Le centre d’essais techniques devrait ouvrir en 2014 et la plateforme n°2 immergée à 2.400 m le sera à l’automne 2015. Aucune étude d’impact n’a, selon les autorités, été pour l’instant réalisée pour obtenir les autorisations environnementales mais les actionnaires sont confiants, ayant obtenu le soutien du conseil général et de la région.

Aucune enquête publique non plus autour de ce projet qui interpelle et inquiète tous les défenseurs de la «belle bleue». En effet, il met en grand danger la faune pélagique exceptionnelle (baleines, cachalots, dauphins, tortues marines, etc.) du Parc national de Port-Cros et du Sanctuaire Pelagos (classé Aire spécialement protégée d’importance méditerranéenne) tout proches. Et particulièrement les cétacés, qui localisent leurs proies par émissions d'ondes spéciales et risquent d’être perturbés par les simulations acoustiques, ainsi que tous ceux qui fréquentent les grands fonds dans leurs courses migratoires et dont certains sont déjà en danger critique d’extinction.

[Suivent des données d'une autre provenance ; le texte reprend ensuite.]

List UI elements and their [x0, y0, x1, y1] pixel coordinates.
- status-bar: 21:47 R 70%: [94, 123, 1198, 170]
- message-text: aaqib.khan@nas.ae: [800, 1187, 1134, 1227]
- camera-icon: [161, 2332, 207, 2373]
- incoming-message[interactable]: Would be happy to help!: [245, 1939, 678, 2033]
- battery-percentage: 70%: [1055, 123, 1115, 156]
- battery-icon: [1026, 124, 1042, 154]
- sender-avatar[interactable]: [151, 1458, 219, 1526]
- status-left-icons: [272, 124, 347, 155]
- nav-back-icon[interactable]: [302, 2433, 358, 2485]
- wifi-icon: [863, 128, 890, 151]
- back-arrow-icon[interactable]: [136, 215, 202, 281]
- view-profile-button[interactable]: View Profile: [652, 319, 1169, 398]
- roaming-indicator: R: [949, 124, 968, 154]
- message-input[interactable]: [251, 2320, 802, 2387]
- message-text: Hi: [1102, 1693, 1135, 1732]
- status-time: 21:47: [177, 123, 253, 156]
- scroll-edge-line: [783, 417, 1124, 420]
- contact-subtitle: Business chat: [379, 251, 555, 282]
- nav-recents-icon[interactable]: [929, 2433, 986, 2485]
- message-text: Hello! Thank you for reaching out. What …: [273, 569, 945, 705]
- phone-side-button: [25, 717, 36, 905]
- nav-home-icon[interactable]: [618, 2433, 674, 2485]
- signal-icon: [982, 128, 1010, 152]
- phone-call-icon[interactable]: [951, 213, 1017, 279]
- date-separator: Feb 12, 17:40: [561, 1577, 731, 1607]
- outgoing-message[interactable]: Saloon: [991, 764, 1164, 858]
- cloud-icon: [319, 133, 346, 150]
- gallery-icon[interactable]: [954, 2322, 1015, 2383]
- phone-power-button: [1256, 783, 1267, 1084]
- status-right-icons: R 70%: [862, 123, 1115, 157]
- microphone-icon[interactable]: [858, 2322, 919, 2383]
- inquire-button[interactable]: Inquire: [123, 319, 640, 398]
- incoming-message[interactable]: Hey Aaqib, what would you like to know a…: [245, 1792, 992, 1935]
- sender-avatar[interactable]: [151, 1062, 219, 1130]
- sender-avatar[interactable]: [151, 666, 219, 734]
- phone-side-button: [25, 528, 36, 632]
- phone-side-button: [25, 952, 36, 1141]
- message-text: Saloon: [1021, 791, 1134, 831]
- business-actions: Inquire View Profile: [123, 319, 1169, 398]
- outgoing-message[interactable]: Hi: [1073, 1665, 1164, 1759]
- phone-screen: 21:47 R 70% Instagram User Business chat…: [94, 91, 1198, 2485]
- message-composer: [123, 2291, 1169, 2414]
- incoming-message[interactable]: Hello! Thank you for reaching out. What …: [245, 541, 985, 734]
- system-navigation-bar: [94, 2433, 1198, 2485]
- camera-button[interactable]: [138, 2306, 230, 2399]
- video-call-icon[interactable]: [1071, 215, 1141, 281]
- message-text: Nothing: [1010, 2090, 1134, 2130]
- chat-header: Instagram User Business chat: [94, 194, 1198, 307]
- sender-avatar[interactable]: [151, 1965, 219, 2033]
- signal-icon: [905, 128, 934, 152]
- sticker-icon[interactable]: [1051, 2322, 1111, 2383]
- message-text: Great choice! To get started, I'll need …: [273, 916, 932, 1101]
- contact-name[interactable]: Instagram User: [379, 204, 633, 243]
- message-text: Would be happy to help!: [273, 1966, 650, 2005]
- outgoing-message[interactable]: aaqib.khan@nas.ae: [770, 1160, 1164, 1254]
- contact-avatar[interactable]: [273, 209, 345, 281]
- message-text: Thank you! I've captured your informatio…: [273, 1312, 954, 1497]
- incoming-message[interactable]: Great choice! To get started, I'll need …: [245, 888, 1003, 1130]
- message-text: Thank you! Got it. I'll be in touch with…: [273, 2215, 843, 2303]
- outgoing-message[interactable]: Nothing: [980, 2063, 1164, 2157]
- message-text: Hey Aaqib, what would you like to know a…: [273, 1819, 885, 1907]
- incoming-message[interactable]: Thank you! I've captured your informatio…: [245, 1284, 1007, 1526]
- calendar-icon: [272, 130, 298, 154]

De plus, on ne peut éluder le fait que les ressources d’hydrocarbures des grands fonds marins pourraient représenter cinq ans de consommation mondiale. Qu’adviendra-t-il alors de la Méditerranée, une des mers déjà les plus polluées au monde, en cas de pollution par les hydrocarbures? La question mérite d’être posée alors que, du 5 au 9 juin 2013, la mer sera à l’honneur partout en France.